The University of Missouri has new rules that ensure the system’s financial aid offices offer students impartial advice about student loans.
The new regulations, signed by interim UM President Gordon Lamb, follow an inquiry New York Attorney General Andrew Cuomo, launched earlier this year, that examined financial aid practices nationwide. Cuomo began the inquiry after discovering that student loan companies were, among other things, paying travel and entertainment expenses for university officials in return for the preferential treatment of their company.
That led to a Senate bill, passed in July on a 95 to 0 vote, requiring colleges to craft codes of conduct governing their relationships with student-loan companies and “bars student lenders from giving gifts, trips or other perks to college officials.”
The new policy, “Relationships with Student Loan and Lending Institutions,” prohibits all UM employees from accepting “anything of value” from a loan company to give that company any advantage, limits participation of UM employees on advisory boards for student loan companies, and prohibits the companies from providing staff at UM financial aid offices. Also barred in the policy are “opportunity loans,” or loans that lenders make available after receiving a specific high amount of business from a school’s students.

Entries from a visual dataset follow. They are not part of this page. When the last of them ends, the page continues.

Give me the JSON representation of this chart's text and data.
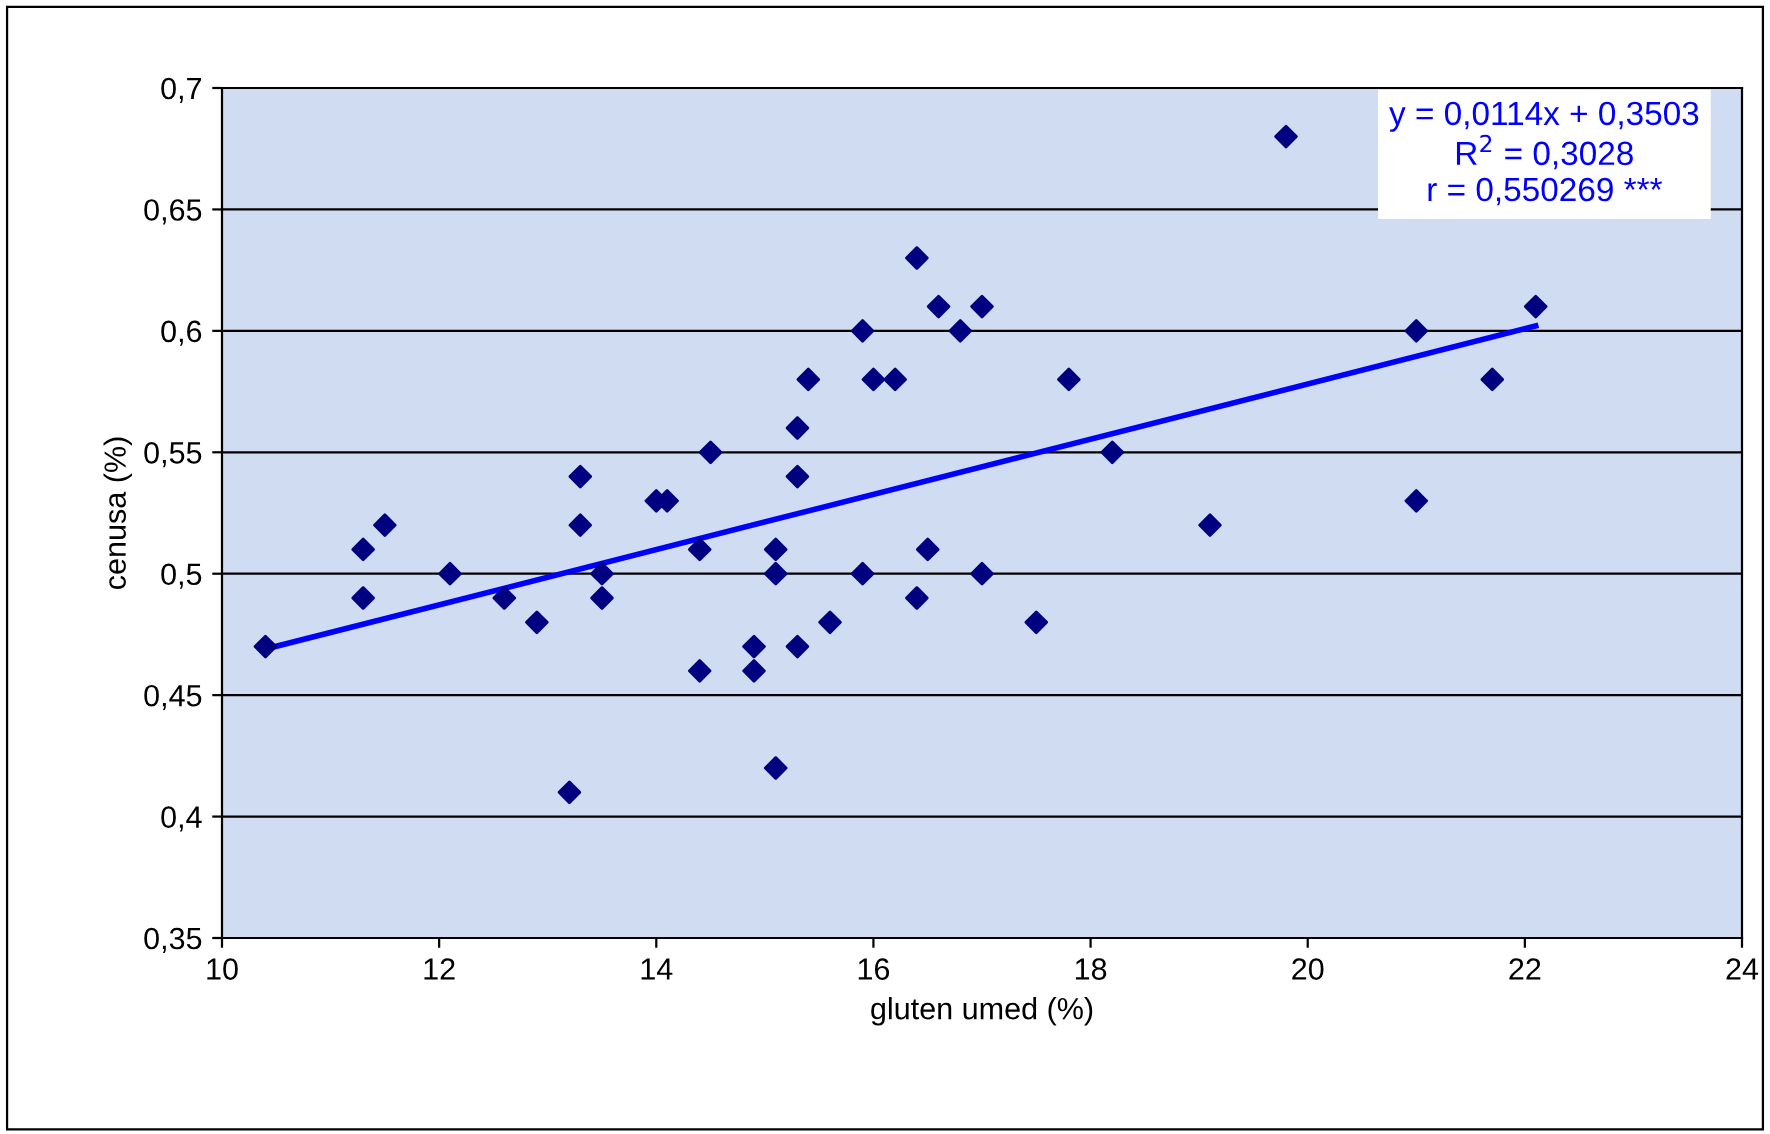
{
  "chart_data": {
    "type": "scatter",
    "xlabel": "gluten umed (%)",
    "ylabel": "cenusa (%)",
    "annotations": [
      "y = 0,0114x + 0,3503",
      "R$^{2}$ = 0,3028",
      "r = 0,550269 ***"
    ],
    "series": [
      {
        "color": "#000080",
        "marker": "diamond",
        "x": [
          10.4,
          11.3,
          11.3,
          11.5,
          12.1,
          12.6,
          12.9,
          13.2,
          13.3,
          13.3,
          13.5,
          13.5,
          14.0,
          14.1,
          14.4,
          14.4,
          14.5,
          14.9,
          14.9,
          15.1,
          15.1,
          15.1,
          15.3,
          15.3,
          15.3,
          15.4,
          15.6,
          15.9,
          15.9,
          16.0,
          16.2,
          16.4,
          16.4,
          16.5,
          16.6,
          16.8,
          17.0,
          17.0,
          17.5,
          17.8,
          18.2,
          19.1,
          19.8,
          21.0,
          21.0,
          21.7,
          22.1
        ],
        "values": [
          0.47,
          0.51,
          0.49,
          0.52,
          0.5,
          0.49,
          0.48,
          0.41,
          0.54,
          0.52,
          0.5,
          0.49,
          0.53,
          0.53,
          0.51,
          0.46,
          0.55,
          0.47,
          0.46,
          0.51,
          0.5,
          0.42,
          0.56,
          0.54,
          0.47,
          0.58,
          0.48,
          0.6,
          0.5,
          0.58,
          0.58,
          0.63,
          0.49,
          0.51,
          0.61,
          0.6,
          0.61,
          0.5,
          0.48,
          0.58,
          0.55,
          0.52,
          0.68,
          0.6,
          0.53,
          0.58,
          0.61
        ]
      },
      {
        "type": "line",
        "color": "#0000ff",
        "marker": "none",
        "line_style": "solid",
        "x": [
          10.4,
          22.1
        ],
        "values": [
          0.469,
          0.602
        ]
      }
    ],
    "xlim": [
      10,
      24
    ],
    "xticks": [
      10,
      12,
      14,
      16,
      18,
      20,
      22,
      24
    ],
    "ylim": [
      0.35,
      0.7
    ],
    "yticks": [
      {
        "value": 0.35,
        "label": "0,35"
      },
      {
        "value": 0.4,
        "label": "0,4"
      },
      {
        "value": 0.45,
        "label": "0,45"
      },
      {
        "value": 0.5,
        "label": "0,5"
      },
      {
        "value": 0.55,
        "label": "0,55"
      },
      {
        "value": 0.6,
        "label": "0,6"
      },
      {
        "value": 0.65,
        "label": "0,65"
      },
      {
        "value": 0.7,
        "label": "0,7"
      }
    ],
    "grid": "y",
    "legend": false
  }
}
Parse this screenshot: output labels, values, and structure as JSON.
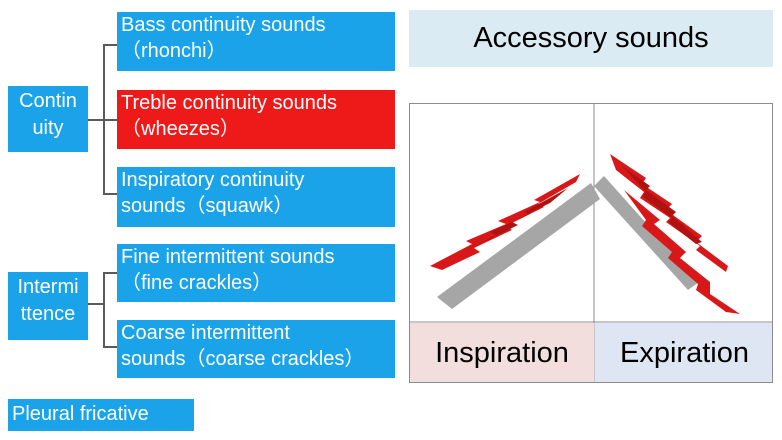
{
  "categories": {
    "continuity": "Contin\nuity",
    "intermittence": "Intermi\nttence",
    "pleural": "Pleural fricative"
  },
  "sounds": [
    {
      "line1": "Bass continuity sounds",
      "line2": "（rhonchi）",
      "color": "#1aa3e8"
    },
    {
      "line1": "Treble continuity sounds",
      "line2": "（wheezes）",
      "color": "#ee1a1a"
    },
    {
      "line1": "Inspiratory continuity",
      "line2": "sounds（squawk）",
      "color": "#1aa3e8"
    },
    {
      "line1": "Fine intermittent sounds",
      "line2": "（fine crackles）",
      "color": "#1aa3e8"
    },
    {
      "line1": "Coarse intermittent",
      "line2": "sounds（coarse crackles）",
      "color": "#1aa3e8"
    }
  ],
  "accessory": {
    "title": "Accessory sounds",
    "inspiration": "Inspiration",
    "expiration": "Expiration"
  },
  "colors": {
    "blue": "#1aa3e8",
    "red": "#ee1a1a",
    "title_bg": "#daebf3",
    "inspiration_bg": "#f3dede",
    "expiration_bg": "#dde6f2",
    "bar": "#a6a6a6",
    "spike": "#d81818"
  }
}
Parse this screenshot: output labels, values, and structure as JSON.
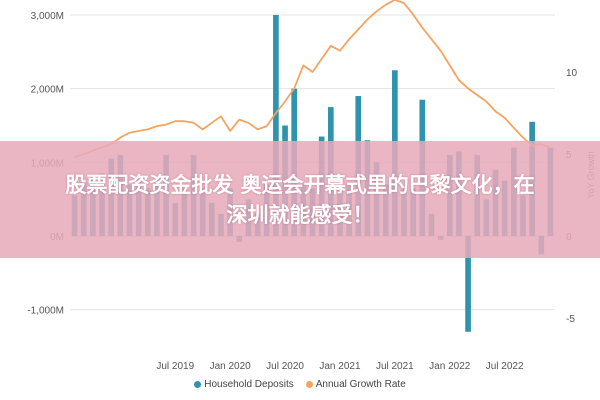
{
  "banner": {
    "line1": "股票配资资金批发 奥运会开幕式里的巴黎文化，在",
    "line2": "深圳就能感受！"
  },
  "chart_data": {
    "type": "bar",
    "title": "",
    "xlabel": "",
    "ylabel": "",
    "y2label": "YoY Growth",
    "ylim": [
      -1500,
      3100
    ],
    "y2lim": [
      -7,
      18
    ],
    "yticks": [
      "3,000M",
      "2,000M",
      "1,000M",
      "0M",
      "-1,000M"
    ],
    "ytick_values": [
      3000,
      2000,
      1000,
      0,
      -1000
    ],
    "y2ticks": [
      "10",
      "5",
      "0",
      "-5"
    ],
    "y2tick_values": [
      10,
      5,
      0,
      -5
    ],
    "x_tick_labels": [
      "Jul 2019",
      "Jan 2020",
      "Jul 2020",
      "Jan 2021",
      "Jul 2021",
      "Jan 2022",
      "Jul 2022"
    ],
    "x_tick_months": [
      11,
      17,
      23,
      29,
      35,
      41,
      47
    ],
    "months": 53,
    "grid": true,
    "legend_position": "bottom",
    "series": [
      {
        "name": "Household Deposits",
        "kind": "bar",
        "axis": "left",
        "color": "#2e93ad",
        "values": [
          550,
          750,
          800,
          850,
          1050,
          1100,
          700,
          750,
          650,
          750,
          1100,
          450,
          650,
          1100,
          650,
          450,
          300,
          650,
          -80,
          500,
          300,
          700,
          3000,
          1500,
          2000,
          700,
          650,
          1350,
          1750,
          650,
          700,
          1900,
          1300,
          1000,
          700,
          2250,
          650,
          650,
          1850,
          300,
          -50,
          1100,
          1150,
          -1300,
          1100,
          500,
          900,
          750,
          1200,
          550,
          1550,
          -250,
          1200
        ]
      },
      {
        "name": "Annual Growth Rate",
        "kind": "line",
        "axis": "right",
        "color": "#f4a460",
        "values": [
          4.8,
          5.0,
          5.2,
          5.4,
          5.6,
          6.0,
          6.3,
          6.4,
          6.5,
          6.7,
          6.8,
          7.0,
          7.0,
          6.9,
          6.5,
          6.9,
          7.3,
          6.4,
          7.1,
          6.9,
          6.5,
          6.7,
          7.5,
          8.2,
          9.0,
          10.4,
          10.0,
          10.8,
          11.6,
          11.3,
          12.0,
          12.6,
          13.2,
          13.7,
          14.1,
          14.4,
          14.2,
          13.5,
          12.7,
          12.0,
          11.3,
          10.4,
          9.5,
          9.0,
          8.6,
          8.2,
          7.6,
          7.2,
          6.6,
          6.0,
          5.5,
          5.6,
          5.4
        ]
      }
    ]
  }
}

According to Scott Charton, director of MU communications, MU and the three other UM universities have already been complying with all of Missouri Attorney General Jay Nixon’s rules concerning student loans and the addition of the new policy does not alter any actions occurring in the UM financial aid offices. What the new policy does do, Charton says, is create a uniform set of rules for all UM campuses to follow and reassures students and parents that the financial aid offices act out of the best interest of students.